Among women in a malaria-endemic region in Kenya, daily iron supplementation during pregnancy did not result in an increased risk of malaria, according to a study in the September 8 issue of JAMA. Iron supplementation did result in increased birth weight, gestational duration, neonatal length, and a decreased risk of low birth weight and prematurity.
Anemia in pregnancy is a moderate or severe health problem in more than 80 percent of countries worldwide, but particularly in Africa, where it affects 57 percent of pregnant women. Iron deficiency is the most common cause, but iron supplementation during pregnancy has uncertain health benefits. There is some evidence to suggest that iron supplementation may increase the risk of infectious diseases, including malaria. Martin N. Mwangi, Ph.D., of Wageningen University, Wageningen, the Netherlands, and colleagues randomly assigned 470 pregnant Kenyan women living in a malaria endemic area to daily supplementation with 60 mg of iron (n = 237 women) or placebo (n = 233) until 1 month postpartum. All women received 5.7 mg iron/day through flour fortification during intervention and usual intermittent preventive treatment against malaria.
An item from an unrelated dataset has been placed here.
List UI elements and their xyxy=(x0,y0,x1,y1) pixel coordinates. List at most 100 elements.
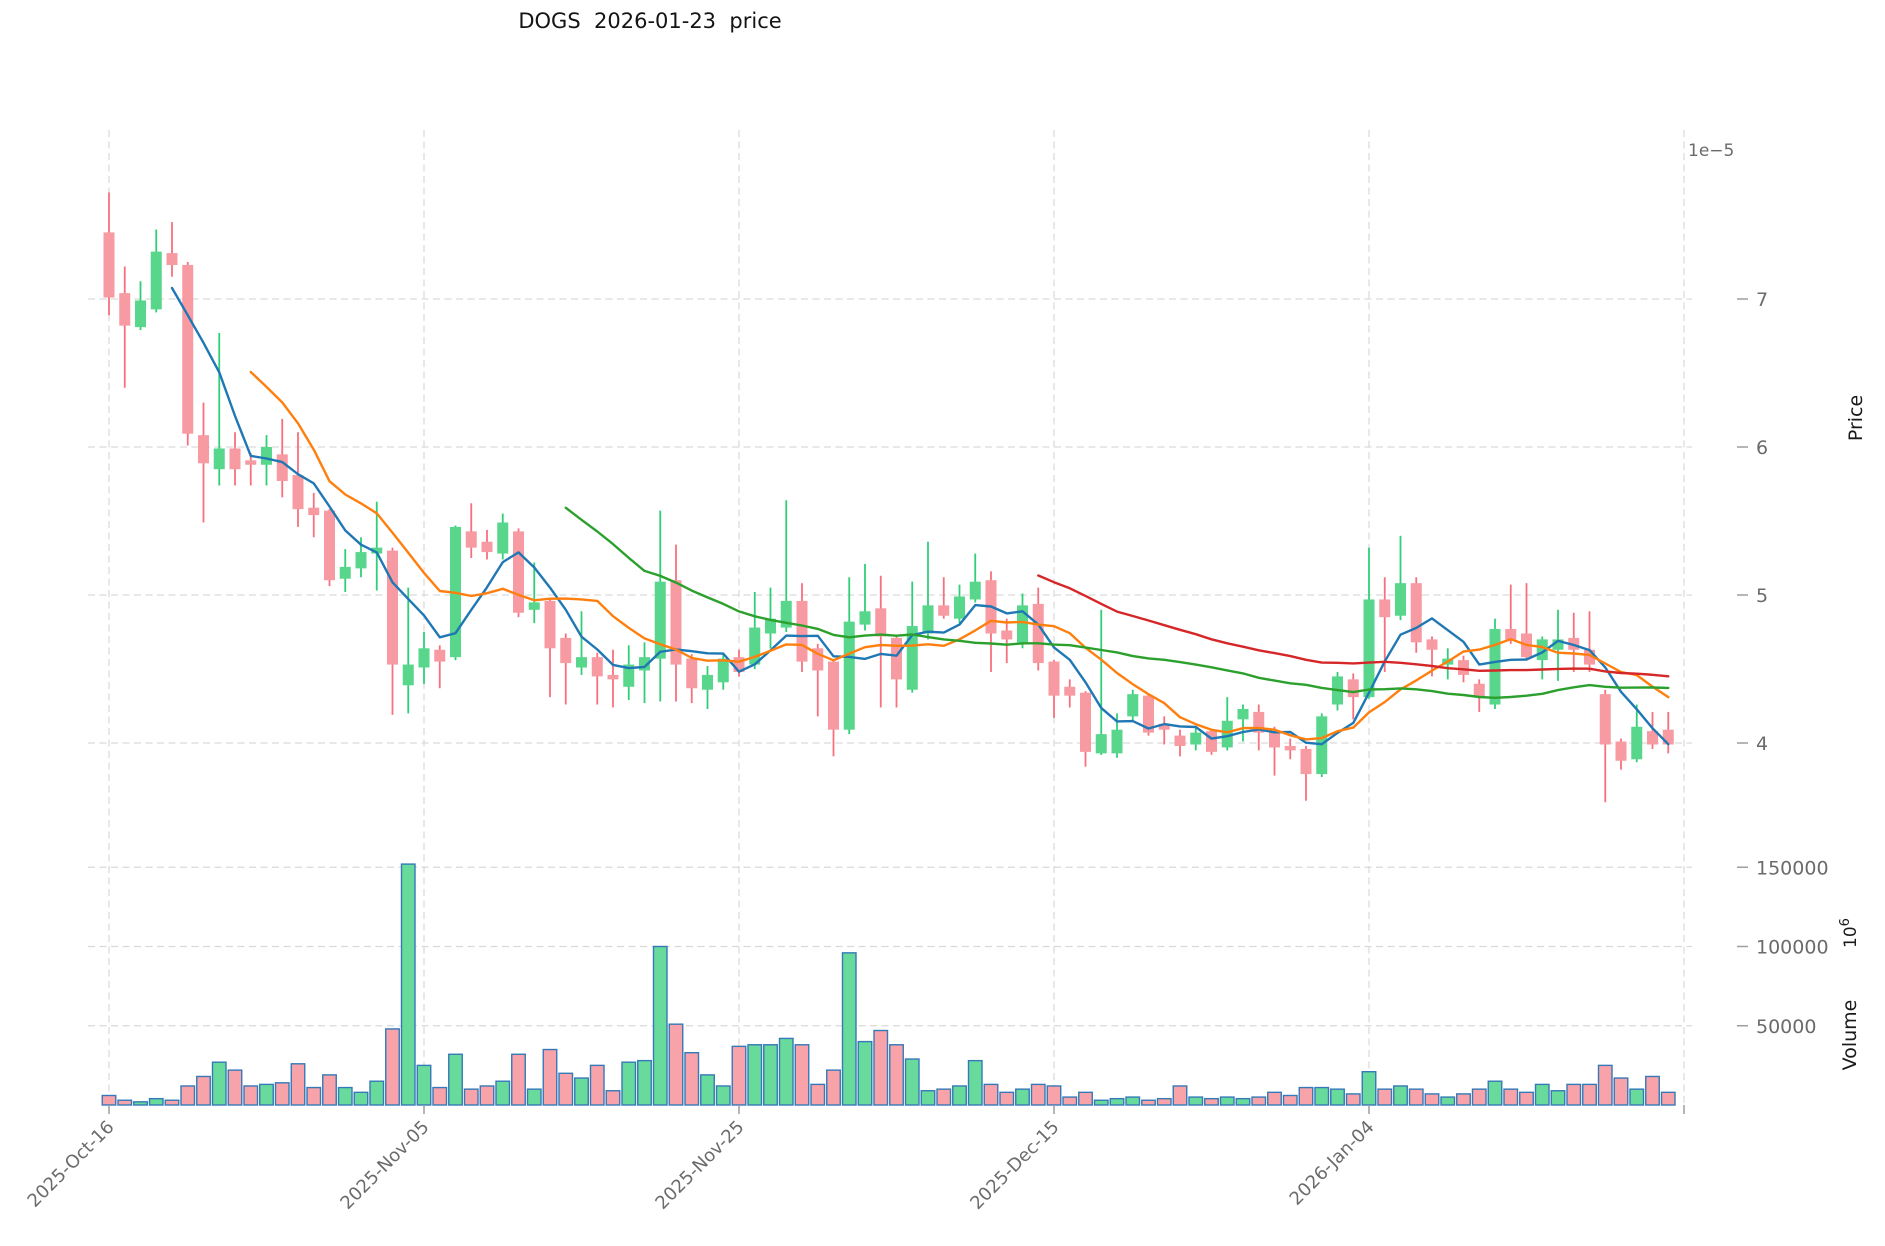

Among the 470 participating women, 40 women (22 iron, 18 placebo) were lost to follow-up or excluded at birth; 12 mothers were lost to follow-up postpartum (5 iron, 7 placebo). At study entry, 190 of 318 women (60 percent) were iron-deficient. The researchers found that in a comparison of women who received iron vs placebo, Plasmodium infection (malaria) prevalence after childbirth was 50.9 percent vs 52.1 percent. "Overall, we found no effect of daily iron supplementation during pregnancy on risk of maternal Plasmodium infection. Iron supplementation resulted in an increased birth weight [5.3 ounces], gestational duration, and neonatal length; enhanced maternal and infant iron stores at 1 month after birth; and a decreased risk of low birth weight (by 58 percent) and prematurity. The effect on birth weight was influenced by initial maternal iron status. Correction of maternal iron deficiency led to an increase in birth weight by [8.4 ounces]."
Serious adverse events were reported for 9 and 12 women who received iron and placebo, respectively.
The authors note that their results may apply to pregnant women in other low- and middle-income countries, although the effect on birth weight can vary depending on the prevalence of iron deficiency.
"In low- and middle-income countries, it is generally impractical to screen for iron status, and most countries have policies for universal iron supplementation for pregnant women. Based on our results, we believe that the benefits of universal supplementation outweigh possible risks."
Editorial: Antenatal Iron Use in Malaria Endemic Settings
"Pregnant women living in areas with endemic malaria require quality antenatal [during pregnancy] care," write Parul Christian, Dr.P.H., M.Sc., and Robert E. Black, M.D., M.P.H., of the Johns Hopkins Bloomberg School of Public Health, Baltimore, in an accompanying editorial.
"In a recent evaluation using Demographic and Health Survey data from 41 countries, among women with 4 or more antenatal care visits, the greatest gaps in content of care involved iron and folic acid supplementation and malaria prevention. It is important that intermittent preventive treatment and insecticide-treated net use during pregnancy be increased in malaria endemic areas to protect the mother and fetus from the effects of malaria and to decrease the possible risk of adverse effects of iron if iron folic acid supplements or multiple micronutrient supplements are provided."